Later on the authorities of Bergamo conceived the idea that salt water might be
injurious to the masterpiece, and a perpetual injunction was obtained which
debarred the muchly harassed commercial traveller from sea bathing under any
circumstances. Altogether, he was fervently thankful when his firm of employers
found him a new range of activities in the neighbourhood of Bordeaux. His
thankfulness, however, ceased abruptly at the Franco-Italian frontier. An
imposing array of official force barred his departure, and he was sternly
reminded of the stringent law which forbids the exportation of Italian works of
art.
A diplomatic parley ensued between the Luxemburgian and Italian Governments, and
at one time the European situation became overcast with the possibilities of
trouble. But the Italian Government stood firm; it declined to concern itself in
the least with the fortunes or even the existence of Henri Deplis, commercial
traveller, but was immovable in its decision that the Fall of Icarus (by the
late Pincini, Andreas) at present the property of the municipality of Bergamo,
should not leave the country.
"The excitement died down in time, but the unfortunate Deplis, who was of a
constitutionally retiring disposition, found himself a few months later once
more the storm-centre of a furious controversy. A certain German art expert, who
had obtained from the municipality of Bergamo permission to inspect the famous
masterpiece, declared it to be a spurious Pincini, probably the work of some
pupil whom he had employed in his declining years.

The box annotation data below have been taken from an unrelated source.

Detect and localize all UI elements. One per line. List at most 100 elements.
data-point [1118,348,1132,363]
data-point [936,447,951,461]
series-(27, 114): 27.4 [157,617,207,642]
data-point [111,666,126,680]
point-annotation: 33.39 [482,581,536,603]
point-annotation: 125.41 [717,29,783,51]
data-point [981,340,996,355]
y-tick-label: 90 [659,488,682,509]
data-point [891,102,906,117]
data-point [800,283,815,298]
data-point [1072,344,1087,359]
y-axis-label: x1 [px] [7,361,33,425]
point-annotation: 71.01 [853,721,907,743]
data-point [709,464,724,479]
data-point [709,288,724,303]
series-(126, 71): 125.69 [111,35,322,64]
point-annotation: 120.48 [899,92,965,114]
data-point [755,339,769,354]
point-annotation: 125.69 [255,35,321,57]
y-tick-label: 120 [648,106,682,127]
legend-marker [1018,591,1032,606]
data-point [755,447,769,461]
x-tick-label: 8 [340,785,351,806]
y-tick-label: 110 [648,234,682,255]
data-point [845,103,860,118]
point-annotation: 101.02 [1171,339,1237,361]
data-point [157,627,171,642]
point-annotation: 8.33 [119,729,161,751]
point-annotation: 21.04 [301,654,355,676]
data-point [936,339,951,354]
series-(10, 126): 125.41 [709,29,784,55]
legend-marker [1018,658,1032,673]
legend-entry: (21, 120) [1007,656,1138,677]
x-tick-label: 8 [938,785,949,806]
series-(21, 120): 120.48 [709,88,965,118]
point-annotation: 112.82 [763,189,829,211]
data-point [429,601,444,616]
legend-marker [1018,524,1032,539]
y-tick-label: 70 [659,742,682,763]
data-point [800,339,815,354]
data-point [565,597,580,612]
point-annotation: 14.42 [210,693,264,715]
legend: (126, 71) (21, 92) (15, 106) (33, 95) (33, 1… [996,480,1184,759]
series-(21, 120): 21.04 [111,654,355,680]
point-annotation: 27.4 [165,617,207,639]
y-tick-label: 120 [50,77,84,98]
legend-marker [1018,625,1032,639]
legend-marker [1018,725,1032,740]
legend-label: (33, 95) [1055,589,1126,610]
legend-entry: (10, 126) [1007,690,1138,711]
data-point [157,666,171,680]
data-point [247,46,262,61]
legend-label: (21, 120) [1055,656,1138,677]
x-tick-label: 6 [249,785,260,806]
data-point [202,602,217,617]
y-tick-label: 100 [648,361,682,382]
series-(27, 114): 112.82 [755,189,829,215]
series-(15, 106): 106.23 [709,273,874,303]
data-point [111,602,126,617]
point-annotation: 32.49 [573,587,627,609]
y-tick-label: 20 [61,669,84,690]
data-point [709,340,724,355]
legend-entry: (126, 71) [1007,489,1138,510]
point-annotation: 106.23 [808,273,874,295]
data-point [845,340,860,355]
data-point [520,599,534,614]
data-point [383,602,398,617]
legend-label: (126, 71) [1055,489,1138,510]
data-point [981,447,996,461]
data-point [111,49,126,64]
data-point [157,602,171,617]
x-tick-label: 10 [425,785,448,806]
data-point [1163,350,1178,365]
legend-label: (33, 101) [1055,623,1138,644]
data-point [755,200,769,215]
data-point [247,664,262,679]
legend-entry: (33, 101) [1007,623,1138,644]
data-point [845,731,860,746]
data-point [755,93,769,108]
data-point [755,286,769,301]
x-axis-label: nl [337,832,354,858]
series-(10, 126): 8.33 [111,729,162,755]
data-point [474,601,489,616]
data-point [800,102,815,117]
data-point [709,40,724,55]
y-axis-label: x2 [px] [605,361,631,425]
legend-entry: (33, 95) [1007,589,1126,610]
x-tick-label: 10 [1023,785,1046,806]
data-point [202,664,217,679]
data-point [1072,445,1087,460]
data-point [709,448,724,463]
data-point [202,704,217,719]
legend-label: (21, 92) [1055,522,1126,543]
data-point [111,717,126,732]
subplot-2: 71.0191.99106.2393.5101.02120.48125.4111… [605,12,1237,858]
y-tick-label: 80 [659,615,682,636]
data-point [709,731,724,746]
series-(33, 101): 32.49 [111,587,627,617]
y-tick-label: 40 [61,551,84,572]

The evidence of Deplis on the
subject was obviously worthless, as he had been under the influence of the
customary narcotics during the long process of pricking in the design. The
editor of an Italian art journal refuted the contentions of the German expert
and undertook to prove that his private life did not conform to any modern
standard of decency. The whole of Italy and Germany were drawn into the dispute,
and the rest of Europe was soon involved in the quarrel. There were stormy
scenes in the Spanish Parliament, and the University of Copenhagen bestowed a
gold medal on the German expert (afterwards sending a commission to examine his
proofs on the spot), while two Polish schoolboys in Paris committed suicide to
show what they thought of the matter.
"Meanwhile, the unhappy human background fared no better than before, and it was
not surprising that he drifted into the ranks of Italian anarchists. Four times
at least he was escorted to the frontier as a dangerous and undesirable
foreigner, but he was always brought back as the Fall of Icarus (attributed to
Pincini, Andreas, early Twentieth Century). And then one day, at an anarchist
congress at Genoa, a fellow-worker, in the heat of debate, broke a phial full of
corrosive liquid over his back. The red shirt that he was wearing mitigated the
effects, but the Icarus was ruined beyond recognition. His assailant was
severely reprimanded for assaulting a fellow-anarchist and received seven years
imprisonment for defacing a national art treasure. As soon as he was able to
leave the hospital Henri Deplis was put across the frontier as an undesirable
alien.
"In the quieter streets of Paris, especially in the neighbourhood of the
Ministry of Fine Arts, you may sometimes meet a depressed, anxious-looking man,
who, if you pass him the time of day, will answer you with a slight Luxemburgian
accent. He nurses the illusion that he is one of the lost arms of the Venus de
Milo, and hopes that the French Government may be persuaded to buy him. On all
other subjects I believe he is tolerably sane."